10 g was immersed and heat-treated at 100 ° C. for 60 minutes. Then, after washing with hot water and drying, the weight increase rate with respect to the initial textured yarn fabric was obtained, and the grafting efficiency was obtained by the following formula. This result is the first
Shown in the table.

[In the formula: weight increase rate: weight ratio] As is clear from Table 1, the woven fabric obtained by the graft polymerization treatment in one step using the aqueous mixture obtained in Example 1 had a high graft efficiency, but the graft polymerization treatment was performed in one step in the bath. The grafting efficiency in Comparative Example 3 performed was low. Also, instead of a water-soluble organic solvent with an SP value of 9.5 or higher, SP
Comparative Example 1 using a water-soluble organic solvent with a value of less than 9.5, and SP
Comparative Example 2 using an organic solvent having a value of 9.5 or more did not form a stable water-based mixed solution, and could not perform the one-step graft polymerization treatment.

Comparative Example 3 Immersion in an aqueous mixed solution, squeezing with a mangle, winding with a roll, and heating with microwave under the same conditions as in Example 1 except that the film was not sealed with a vinylidene chloride film. Was extremely low at 9.1%.
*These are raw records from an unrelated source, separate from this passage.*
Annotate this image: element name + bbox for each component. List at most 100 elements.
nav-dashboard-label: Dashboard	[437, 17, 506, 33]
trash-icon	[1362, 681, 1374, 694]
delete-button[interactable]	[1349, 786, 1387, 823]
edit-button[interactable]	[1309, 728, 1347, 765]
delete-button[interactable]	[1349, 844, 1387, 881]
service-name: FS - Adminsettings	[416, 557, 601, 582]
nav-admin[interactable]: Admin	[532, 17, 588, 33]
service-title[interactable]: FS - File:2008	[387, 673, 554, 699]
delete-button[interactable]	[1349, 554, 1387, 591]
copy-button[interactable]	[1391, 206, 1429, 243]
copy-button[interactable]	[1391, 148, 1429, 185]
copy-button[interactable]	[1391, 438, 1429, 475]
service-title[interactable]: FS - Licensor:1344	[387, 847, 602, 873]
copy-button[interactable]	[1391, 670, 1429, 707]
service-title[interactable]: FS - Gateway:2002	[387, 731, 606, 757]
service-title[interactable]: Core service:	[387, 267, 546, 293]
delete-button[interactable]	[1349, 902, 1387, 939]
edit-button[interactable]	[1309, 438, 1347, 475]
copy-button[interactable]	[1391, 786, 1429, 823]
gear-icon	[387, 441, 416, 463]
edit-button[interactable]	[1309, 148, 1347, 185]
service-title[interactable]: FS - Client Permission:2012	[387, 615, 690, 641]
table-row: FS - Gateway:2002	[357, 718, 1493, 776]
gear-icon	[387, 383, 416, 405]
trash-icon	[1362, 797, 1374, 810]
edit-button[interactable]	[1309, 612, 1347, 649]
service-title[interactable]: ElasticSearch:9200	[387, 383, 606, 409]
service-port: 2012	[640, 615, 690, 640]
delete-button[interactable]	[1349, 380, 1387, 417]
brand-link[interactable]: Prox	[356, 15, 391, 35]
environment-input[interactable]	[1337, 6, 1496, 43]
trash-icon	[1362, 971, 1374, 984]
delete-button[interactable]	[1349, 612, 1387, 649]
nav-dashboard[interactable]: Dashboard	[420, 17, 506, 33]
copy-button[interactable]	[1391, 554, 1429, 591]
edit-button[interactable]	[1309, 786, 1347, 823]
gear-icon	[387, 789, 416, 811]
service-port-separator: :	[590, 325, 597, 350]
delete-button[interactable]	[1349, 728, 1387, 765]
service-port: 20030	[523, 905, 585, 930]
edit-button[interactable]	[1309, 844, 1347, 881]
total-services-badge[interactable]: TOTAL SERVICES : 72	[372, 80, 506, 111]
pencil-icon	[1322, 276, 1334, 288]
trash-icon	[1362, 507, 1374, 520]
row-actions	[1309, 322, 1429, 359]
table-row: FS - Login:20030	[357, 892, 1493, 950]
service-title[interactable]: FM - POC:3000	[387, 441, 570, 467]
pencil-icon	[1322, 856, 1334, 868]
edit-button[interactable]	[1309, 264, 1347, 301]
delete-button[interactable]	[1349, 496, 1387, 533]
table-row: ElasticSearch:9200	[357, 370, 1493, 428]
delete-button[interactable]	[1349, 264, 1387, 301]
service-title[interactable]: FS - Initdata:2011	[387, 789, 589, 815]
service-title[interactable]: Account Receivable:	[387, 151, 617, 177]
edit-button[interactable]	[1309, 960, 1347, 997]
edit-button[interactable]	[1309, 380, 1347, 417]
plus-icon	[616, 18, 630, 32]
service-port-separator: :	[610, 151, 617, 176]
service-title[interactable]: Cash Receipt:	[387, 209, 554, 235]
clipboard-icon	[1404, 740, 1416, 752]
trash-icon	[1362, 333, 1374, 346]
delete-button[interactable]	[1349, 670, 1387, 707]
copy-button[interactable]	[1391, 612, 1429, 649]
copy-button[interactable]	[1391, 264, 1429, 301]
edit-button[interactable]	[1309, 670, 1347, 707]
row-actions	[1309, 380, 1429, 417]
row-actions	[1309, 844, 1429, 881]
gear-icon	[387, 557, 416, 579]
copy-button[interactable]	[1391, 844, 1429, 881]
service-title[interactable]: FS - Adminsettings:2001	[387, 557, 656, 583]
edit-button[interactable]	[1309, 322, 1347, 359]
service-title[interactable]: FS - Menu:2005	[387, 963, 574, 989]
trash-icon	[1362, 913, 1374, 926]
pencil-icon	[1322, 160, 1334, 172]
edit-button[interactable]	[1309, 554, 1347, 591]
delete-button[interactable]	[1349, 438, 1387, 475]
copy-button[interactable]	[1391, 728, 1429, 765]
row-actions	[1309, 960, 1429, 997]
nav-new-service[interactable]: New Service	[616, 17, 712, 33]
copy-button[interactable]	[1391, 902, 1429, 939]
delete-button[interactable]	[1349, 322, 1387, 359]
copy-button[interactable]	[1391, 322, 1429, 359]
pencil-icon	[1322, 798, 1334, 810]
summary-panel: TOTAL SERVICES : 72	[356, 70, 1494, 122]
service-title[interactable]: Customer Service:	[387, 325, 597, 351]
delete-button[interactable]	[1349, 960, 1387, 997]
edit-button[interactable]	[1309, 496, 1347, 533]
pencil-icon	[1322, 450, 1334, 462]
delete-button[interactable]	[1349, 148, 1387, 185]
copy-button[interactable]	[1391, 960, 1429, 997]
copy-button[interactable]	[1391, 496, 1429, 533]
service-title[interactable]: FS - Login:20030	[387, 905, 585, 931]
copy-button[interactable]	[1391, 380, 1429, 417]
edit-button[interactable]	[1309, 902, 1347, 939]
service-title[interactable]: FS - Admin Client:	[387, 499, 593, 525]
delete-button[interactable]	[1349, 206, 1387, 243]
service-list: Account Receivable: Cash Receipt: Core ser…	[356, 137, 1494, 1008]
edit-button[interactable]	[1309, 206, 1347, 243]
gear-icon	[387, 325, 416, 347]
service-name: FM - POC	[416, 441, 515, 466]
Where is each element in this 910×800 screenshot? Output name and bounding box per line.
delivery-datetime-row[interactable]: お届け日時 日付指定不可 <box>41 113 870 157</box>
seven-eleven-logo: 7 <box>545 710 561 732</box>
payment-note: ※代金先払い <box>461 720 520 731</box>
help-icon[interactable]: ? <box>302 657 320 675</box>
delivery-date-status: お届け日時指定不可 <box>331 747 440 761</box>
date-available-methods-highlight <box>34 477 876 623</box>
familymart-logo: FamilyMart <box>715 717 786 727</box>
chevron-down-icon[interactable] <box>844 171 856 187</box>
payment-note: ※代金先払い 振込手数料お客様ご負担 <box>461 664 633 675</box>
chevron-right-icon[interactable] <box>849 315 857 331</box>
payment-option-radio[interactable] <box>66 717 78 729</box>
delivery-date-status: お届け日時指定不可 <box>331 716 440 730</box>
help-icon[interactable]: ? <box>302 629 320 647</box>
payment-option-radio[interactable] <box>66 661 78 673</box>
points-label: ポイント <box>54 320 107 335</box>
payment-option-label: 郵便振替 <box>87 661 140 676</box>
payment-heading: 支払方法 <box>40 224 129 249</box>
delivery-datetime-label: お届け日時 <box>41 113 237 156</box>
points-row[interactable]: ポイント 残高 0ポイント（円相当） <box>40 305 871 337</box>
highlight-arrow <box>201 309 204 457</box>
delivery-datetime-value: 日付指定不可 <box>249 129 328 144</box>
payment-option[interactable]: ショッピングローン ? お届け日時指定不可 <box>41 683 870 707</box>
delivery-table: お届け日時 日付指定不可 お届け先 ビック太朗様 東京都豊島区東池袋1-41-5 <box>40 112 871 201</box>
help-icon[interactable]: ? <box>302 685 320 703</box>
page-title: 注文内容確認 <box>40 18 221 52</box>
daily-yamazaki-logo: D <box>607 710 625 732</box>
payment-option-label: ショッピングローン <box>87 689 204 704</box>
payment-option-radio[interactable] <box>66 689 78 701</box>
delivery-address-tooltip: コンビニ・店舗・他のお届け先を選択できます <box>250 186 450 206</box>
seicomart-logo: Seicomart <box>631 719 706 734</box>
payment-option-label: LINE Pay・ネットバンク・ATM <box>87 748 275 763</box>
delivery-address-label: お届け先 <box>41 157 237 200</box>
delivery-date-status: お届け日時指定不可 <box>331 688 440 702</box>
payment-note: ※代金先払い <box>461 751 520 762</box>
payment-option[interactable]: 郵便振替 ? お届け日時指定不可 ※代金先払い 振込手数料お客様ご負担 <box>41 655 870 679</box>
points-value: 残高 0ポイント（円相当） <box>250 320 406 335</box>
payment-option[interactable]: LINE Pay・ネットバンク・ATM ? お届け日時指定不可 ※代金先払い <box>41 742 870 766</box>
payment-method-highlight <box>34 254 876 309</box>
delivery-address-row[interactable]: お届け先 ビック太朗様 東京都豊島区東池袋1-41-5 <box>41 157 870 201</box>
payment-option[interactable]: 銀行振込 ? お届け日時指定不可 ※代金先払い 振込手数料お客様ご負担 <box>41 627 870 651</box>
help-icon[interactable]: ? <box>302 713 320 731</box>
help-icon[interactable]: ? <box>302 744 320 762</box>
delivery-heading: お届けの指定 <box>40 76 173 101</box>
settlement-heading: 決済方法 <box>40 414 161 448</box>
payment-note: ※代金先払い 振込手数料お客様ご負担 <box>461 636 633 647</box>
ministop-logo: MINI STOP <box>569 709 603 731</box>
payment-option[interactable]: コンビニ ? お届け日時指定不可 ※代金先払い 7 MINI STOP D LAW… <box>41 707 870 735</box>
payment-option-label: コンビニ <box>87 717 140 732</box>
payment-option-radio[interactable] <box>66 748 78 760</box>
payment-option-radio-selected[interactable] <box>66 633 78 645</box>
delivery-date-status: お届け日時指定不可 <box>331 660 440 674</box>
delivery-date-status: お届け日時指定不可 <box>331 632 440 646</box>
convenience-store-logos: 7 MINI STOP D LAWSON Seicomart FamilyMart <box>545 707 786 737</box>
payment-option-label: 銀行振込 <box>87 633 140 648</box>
(Effects of the Invention) The present invention can uniformly and extremely economically modify synthetic fibers with high reaction efficiency. Further, at the time of heating, it is possible to prevent the hydrophilic monomer from scattering and prevent the graft ratio from decreasing.

Claims (2)

[Claims] 1. A method for modifying a synthetic fiber by graft-polymerizing a hydrophilic vinyl monomer, which comprises a graft polymerization initiator, a hydrophilic vinyl monomer and a water-soluble organic solvent having a solubility parameter (SP) value of 9.5 or more. A method for modifying synthetic fibers, which comprises applying an aqueous liquid mixture to the synthetic fibers, sealing with a vinylidene chloride film, and heating. 2. The method for modifying synthetic fibers according to claim 1, wherein the heating means is a microwave or a combination of steam and microwave.